Using algorithms to dissect and analyze the candidate’s voice is the latest contribution from technology to the job recruitment business.
A computer is going to let you know whether this lady you are interviewing can soothe angry cable customers or whether she should be selling perfume.
Years and years of scientific studies and focus groups have dissected the human voice and categorized the key emotions of the person speaking.
The company Jobaline has taken that research and fed it into algorithms that interpret how a voice makes others feel and then cross-checks its judgment with real human listeners.
“We’re not analyzing how the speaker feels,” says Luis Salazar, CEO of Jobaline.. “That’s irrelevant.”
So far, Salazar says, the Jobaline secret formula can pinpoint if a voice is engaging, calming, and/or trustworthy.

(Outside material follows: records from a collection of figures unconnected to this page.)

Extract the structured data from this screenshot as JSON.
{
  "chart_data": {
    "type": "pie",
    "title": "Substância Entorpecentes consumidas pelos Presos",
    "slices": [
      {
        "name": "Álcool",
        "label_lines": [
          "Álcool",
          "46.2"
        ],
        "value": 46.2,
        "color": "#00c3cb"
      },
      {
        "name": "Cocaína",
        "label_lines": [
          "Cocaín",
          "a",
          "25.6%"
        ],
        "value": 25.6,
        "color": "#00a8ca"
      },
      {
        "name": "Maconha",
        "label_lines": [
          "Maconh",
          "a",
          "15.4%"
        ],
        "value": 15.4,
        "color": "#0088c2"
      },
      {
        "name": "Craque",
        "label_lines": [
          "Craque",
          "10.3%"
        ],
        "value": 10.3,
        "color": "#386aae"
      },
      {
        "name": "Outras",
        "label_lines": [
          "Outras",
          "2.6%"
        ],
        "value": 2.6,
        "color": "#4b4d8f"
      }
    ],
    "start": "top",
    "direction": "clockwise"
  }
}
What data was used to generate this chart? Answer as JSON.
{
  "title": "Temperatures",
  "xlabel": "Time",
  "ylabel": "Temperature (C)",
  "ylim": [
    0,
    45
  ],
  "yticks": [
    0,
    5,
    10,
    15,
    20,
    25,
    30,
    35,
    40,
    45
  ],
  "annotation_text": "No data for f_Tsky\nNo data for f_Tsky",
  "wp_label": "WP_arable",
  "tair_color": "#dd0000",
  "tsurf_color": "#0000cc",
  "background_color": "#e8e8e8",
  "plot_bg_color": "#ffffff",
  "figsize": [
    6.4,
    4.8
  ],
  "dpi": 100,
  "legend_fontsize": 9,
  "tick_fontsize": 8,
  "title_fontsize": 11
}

Regardless of whether you’re happy, sad or cracking jokes, your voice has a hidden, complicated architecture with an intrinsic signature — much like a fingerprint. And through trial and error, the algorithms can get better at predicting how things like energy and fundamental frequency impact others — be they people watching a movie, or cancer patients calling a help line.
Through machine learning and multiple feedback loops, it keeps answering and homing in on Salazar’s question: “What is the emotion that that voice is going to generate in the listener?”
Use It For Hiring
Big companies pay Jobaline to help them sift through thousands of applications to find the right workers for their hourly jobs. Human recruiters make the final judgment, but the startup determines the small pool that gets human consideration.
Jobaline says it has processed over half a million voices for positions including sales, janitorial staff and call center workers.
The benefit of computer automation is not restricted to efficiency or cutting costs. Humans evaluating job candidates can get tired by the time applicant No. 25 comes through the door. Those doing the hiring can discriminate. But algorithms have stamina, and they do not factor in things like age, race, gender or sexual orientation.
“That’s the beauty of math,” Salazar says. “It’s blind.”